Final answer:
The probability that exactly 3 out of 7 cars with a protection system will be recovered, given a 50% chance of recovery per car, is 0.2734 (option A).
Step-by-step explanation:
The question is asking for the probability that exactly 3 out of 7 cars with a protection system will be recovered, given that a car with a protection system will be recovered 50% of the time.
This is a typical binomial probability problem, where the number of trials is 7 (the number of cars), the number of successes sought is 3 (the cars recovered), and the probability of success on a single trial is 0.5 (50% chance of recovery).

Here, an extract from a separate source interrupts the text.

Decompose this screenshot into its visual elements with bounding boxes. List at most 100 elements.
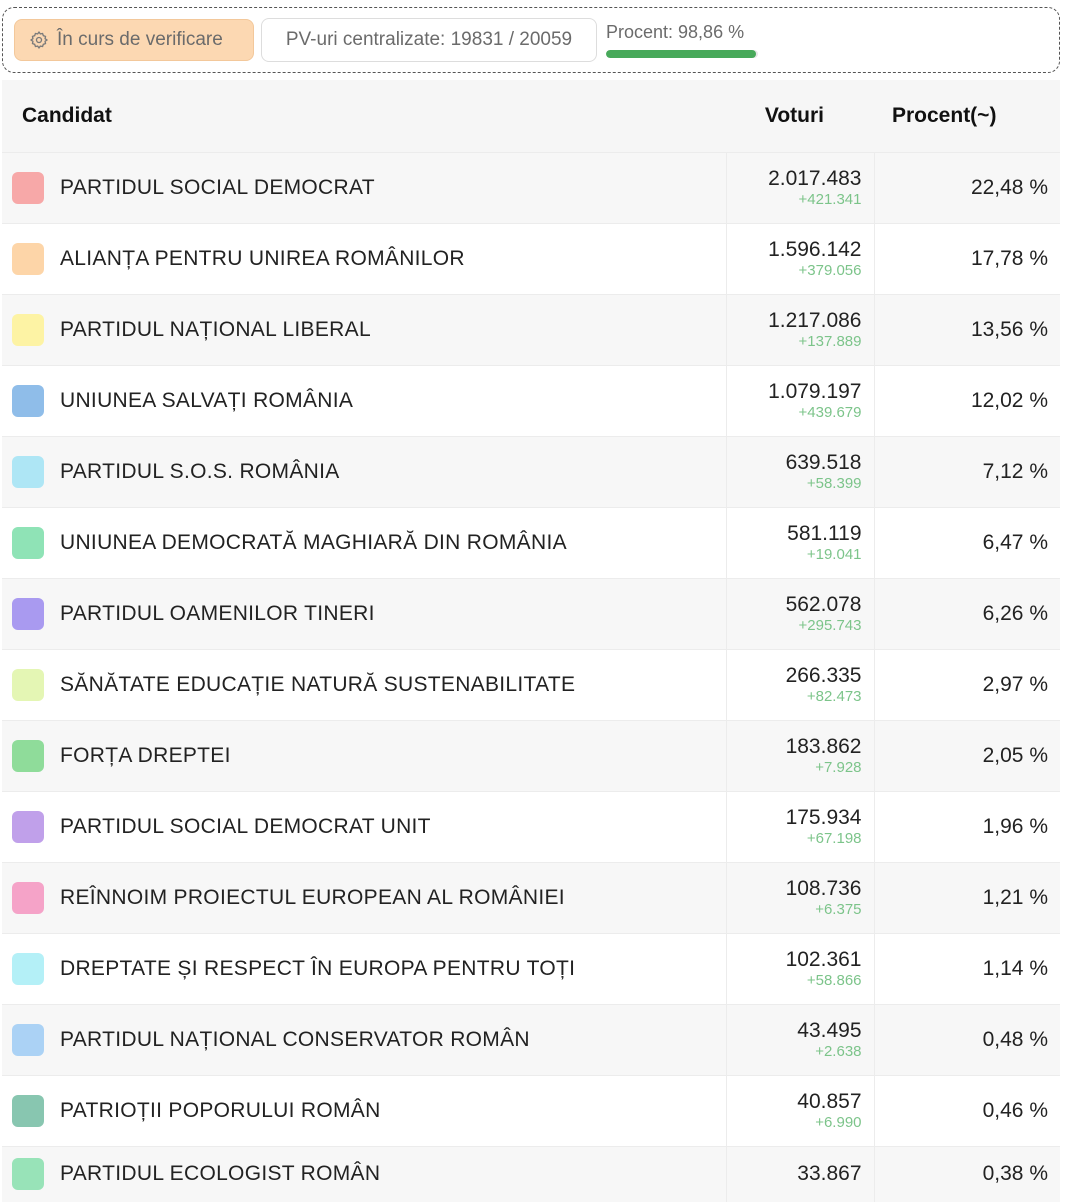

To calculate the probability, we use the binomial probability formula:
P(X = k) = C(n, k) × p^k × (1-p)^(n-k),
where:
- P(X = k) is the probability of k successes in n trials,
- C(n, k) is the number of combinations of n items taken k at a time, often written as n choose k,
- p is the probability of success on a single trial,
- n is the total number of trials,
- k is the number of successful trials.
Plugging in the values we have:
P(X = 3) = C(7, 3) × 0.5^3 × (1-0.5)^(7-3),
Calculating this we get:
P(X = 3) = 35 × 0.125 × 0.0625 = 0.2734375,
So, the probability that exactly 3 out of 7 cars will be recovered is 0.2734, which corresponds to option A.